Custom House is a Grade II* listed building in the Bournemouth, Christchurch and Poole local planning authority area, England. First listed on 14 June 1954. Commercial premises. 4 related planning applications.
Custom House
- WRENN ID
- last-frieze-crow
- Grade
- II*
- Local Planning Authority
- Bournemouth, Christchurch and Poole
- Country
- England
- Date first listed
- 14 June 1954
- Type
- Commercial premises
- Source
- Historic England listing
Description
Custom house, built in 1781 and rebuilt in replica in 1814; now a commercial premises.
MATERIALS: Flemish bond brickwork with dressings of stone and rubbed brick, under a hipped slate roof with brick ridge and rear, lateral stacks.
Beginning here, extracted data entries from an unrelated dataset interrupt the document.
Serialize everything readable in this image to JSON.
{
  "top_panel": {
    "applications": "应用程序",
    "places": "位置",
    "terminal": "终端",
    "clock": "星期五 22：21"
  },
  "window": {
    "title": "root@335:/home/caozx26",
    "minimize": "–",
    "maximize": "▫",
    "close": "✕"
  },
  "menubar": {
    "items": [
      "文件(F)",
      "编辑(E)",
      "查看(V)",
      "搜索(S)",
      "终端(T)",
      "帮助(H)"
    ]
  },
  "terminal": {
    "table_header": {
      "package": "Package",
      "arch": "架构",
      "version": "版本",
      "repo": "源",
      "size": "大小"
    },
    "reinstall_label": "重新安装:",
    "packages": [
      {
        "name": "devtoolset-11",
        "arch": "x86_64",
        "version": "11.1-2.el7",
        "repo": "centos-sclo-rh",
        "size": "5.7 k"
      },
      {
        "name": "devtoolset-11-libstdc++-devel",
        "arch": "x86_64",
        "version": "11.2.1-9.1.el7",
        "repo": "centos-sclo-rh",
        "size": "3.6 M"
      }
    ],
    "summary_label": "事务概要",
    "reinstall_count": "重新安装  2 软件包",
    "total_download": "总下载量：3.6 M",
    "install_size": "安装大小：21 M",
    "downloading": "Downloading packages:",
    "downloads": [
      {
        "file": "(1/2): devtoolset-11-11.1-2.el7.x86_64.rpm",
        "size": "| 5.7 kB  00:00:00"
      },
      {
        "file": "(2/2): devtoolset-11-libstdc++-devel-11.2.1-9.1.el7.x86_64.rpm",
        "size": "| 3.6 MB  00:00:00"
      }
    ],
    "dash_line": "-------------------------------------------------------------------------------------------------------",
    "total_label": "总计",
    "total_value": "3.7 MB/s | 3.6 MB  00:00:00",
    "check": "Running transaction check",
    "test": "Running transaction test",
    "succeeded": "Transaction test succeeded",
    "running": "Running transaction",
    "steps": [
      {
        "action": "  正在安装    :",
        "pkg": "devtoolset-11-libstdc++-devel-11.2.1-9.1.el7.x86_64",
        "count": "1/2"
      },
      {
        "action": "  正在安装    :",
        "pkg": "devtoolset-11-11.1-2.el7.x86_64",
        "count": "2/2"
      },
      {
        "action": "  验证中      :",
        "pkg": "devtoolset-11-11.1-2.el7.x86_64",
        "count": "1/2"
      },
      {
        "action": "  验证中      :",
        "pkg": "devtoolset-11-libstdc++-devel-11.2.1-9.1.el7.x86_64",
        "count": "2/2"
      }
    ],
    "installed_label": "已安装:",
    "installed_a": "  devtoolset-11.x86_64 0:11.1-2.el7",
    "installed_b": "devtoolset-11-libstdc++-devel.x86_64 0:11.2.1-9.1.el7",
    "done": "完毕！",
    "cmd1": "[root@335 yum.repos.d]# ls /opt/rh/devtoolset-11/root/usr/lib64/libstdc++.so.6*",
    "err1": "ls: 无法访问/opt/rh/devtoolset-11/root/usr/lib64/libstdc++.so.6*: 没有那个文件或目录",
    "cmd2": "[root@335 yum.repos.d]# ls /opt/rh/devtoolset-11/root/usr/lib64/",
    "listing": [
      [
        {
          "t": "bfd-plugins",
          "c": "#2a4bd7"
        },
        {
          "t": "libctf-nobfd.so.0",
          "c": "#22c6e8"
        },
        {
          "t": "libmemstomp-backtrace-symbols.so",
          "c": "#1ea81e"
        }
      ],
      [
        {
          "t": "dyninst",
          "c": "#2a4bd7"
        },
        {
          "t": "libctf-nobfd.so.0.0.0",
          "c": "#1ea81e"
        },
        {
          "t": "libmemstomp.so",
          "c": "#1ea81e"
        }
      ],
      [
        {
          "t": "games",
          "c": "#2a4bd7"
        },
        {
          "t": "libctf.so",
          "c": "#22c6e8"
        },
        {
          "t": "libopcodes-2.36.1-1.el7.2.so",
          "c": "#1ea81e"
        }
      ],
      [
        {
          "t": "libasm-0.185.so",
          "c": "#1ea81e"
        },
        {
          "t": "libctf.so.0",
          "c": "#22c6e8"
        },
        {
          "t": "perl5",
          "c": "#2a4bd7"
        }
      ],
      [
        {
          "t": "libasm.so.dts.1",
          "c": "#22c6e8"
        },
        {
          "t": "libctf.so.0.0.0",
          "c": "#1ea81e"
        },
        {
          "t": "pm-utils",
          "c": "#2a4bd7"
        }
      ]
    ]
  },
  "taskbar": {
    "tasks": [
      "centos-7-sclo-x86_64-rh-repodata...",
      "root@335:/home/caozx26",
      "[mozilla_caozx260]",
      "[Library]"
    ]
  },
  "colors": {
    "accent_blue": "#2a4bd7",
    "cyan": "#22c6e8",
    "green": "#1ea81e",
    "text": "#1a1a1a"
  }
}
PLAN: double-depth plan with a principal rear first-floor room.
EXTERIOR: the Custom House has two upper storeys and a semi-basement. Its front, to the west, is three bays wide, with four-bay side returns to the north and south. The principal façade has a basement impost band, moulded timber eaves, and the central pedimented bay set forward. The central porch has Tuscan columns and an entablature which carries a cast-iron Royal Coat of Arms, restored in around 1990. The double entrance doors are panelled. The porch is approached by symmetrical segmental curved stairs with wrought-iron railings, which copy those of Poole’s mid-C18 Guildhall (Grade II*-listed). Six-over-six-pane sash windows flank the entrance porch, while the central top-floor window is blank, with three-over-three-pane sash windows to either side. Below the entrance, the semi-basement floor has a keyed, segmental-arched doorway with a half-glazed door. The window openings to the semi-basement are round-arched, whilst those to the upper two storeys are flat-arched.
On the side returns the semi-basement forms a lower ground floor, and the fenestration matches that to the front elevation. There is an impost band, doorway and three windows; four sash windows to the floor above and four shorter sashes to the upper floor; and two blocked openings on the return facing Paradise Street.
INTERIOR: the ground floor is understood to be altered, but is reported to contain a rear axial stair, and a roof with four paired king-post trusses, two on each tie beam.